Best of Both Worlds: Hybrid SNN-ANN Architecture for Event-based Optical Flow Estimation

In the field of robotics, event-based cameras are emerging as a promising low-power alternative to traditional frame-based cameras for capturing high-speed motion and high dynamic range scenes. This is due to their sparse and asynchronous event outputs. Spiking Neural Networks (SNNs) with their asynchronous event-driven compute, show great potential for extracting the spatio-temporal features from these event streams. In contrast, the standard Analog Neural Networks (ANNs) fail to process event data effectively. However, training SNNs is difficult due to additional trainable parameters (thresholds and leaks), vanishing spikes at deeper layers, and a non-differentiable binary activation function. Furthermore, an additional data structure, membrane potential, responsible for keeping track of temporal information, must be fetched and updated at every timestep in SNNs. To overcome these challenges, we propose a novel SNN-ANN hybrid architecture that combines the strengths of both. Specifically, we leverage the asynchronous compute capabilities of SNN layers to effectively extract the input temporal information. Concurrently, the ANN layers facilitate training and efficient hardware deployment on traditional machine learning hardware such as GPUs. We provide extensive experimental analysis for assigning each layer to be spiking or analog, leading to a network configuration optimized for performance and ease of training. We evaluate our hybrid architecture for optical flow estimation on DSEC-flow and Multi-Vehicle Stereo Event-Camera (MVSEC) datasets. On the DSEC-flow dataset, the hybrid SNN-ANN architecture achieves a 40% reduction in average endpoint error (AEE) with 22% lower energy consumption compared to Full-SNN, and 48% lower AEE compared to Full-ANN, while maintaining comparable energy usage.

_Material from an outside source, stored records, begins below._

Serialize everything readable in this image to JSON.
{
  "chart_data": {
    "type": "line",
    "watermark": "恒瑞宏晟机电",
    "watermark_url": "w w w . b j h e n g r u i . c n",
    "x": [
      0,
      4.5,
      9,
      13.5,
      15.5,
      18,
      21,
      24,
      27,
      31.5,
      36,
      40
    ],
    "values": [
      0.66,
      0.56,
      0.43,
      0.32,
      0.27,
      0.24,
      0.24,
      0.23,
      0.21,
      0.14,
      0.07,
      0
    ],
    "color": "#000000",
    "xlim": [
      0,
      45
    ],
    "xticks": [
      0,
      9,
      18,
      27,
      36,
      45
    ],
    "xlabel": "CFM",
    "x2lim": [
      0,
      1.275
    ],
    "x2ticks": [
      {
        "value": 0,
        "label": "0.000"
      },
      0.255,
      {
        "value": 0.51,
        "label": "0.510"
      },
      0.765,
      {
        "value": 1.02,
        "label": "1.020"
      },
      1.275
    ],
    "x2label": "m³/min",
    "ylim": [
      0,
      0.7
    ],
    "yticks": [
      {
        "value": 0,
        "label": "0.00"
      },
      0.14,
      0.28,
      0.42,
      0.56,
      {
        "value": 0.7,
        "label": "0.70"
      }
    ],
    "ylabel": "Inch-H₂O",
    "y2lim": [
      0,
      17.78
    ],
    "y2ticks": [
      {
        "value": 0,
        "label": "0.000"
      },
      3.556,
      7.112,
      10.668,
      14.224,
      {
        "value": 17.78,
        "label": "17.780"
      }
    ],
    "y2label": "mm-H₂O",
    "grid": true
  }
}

翻译：在机器人领域，事件相机凭借其稀疏且异步的事件输出，正成为传统帧相机在高动态范围场景与高速运动捕捉方面极具前景的低功耗替代方案。脉冲神经网络（SNN）因其异步事件驱动的计算特性，在提取事件流时空特征方面展现出巨大潜力；而传统的模拟神经网络（ANN）则难以有效处理事件数据。然而，SNN的训练面临诸多挑战：额外的可训练参数（阈值和泄漏项）、深层节点的脉冲衰减问题，以及不可微的二值激活函数。此外，SNN在每个时间步都需要获取并更新记录时序信息的膜电位这一附加数据结构。为解决上述难题，我们提出一种融合两类网络优势的新型SNN-ANN混合架构。具体而言，该架构利用SNN层的异步计算能力高效提取输入的时序信息，同时通过ANN层简化训练过程并在GPU等传统机器学习硬件上实现高效部署。我们通过大量实验分析逐层分配脉冲型或模拟型计算单元，最终构建出兼顾性能与训练便捷性的网络配置。在DSEC-flow与多车辆立体事件相机（MVSEC）数据集上对光流估计任务的评估表明：相较于全SNN架构，混合SNN-ANN架构在DSEC-flow数据集上平均端点误差（AEE）降低40%，能耗降低22%；相较于全ANN架构，AEE降低48%，能耗基本持平。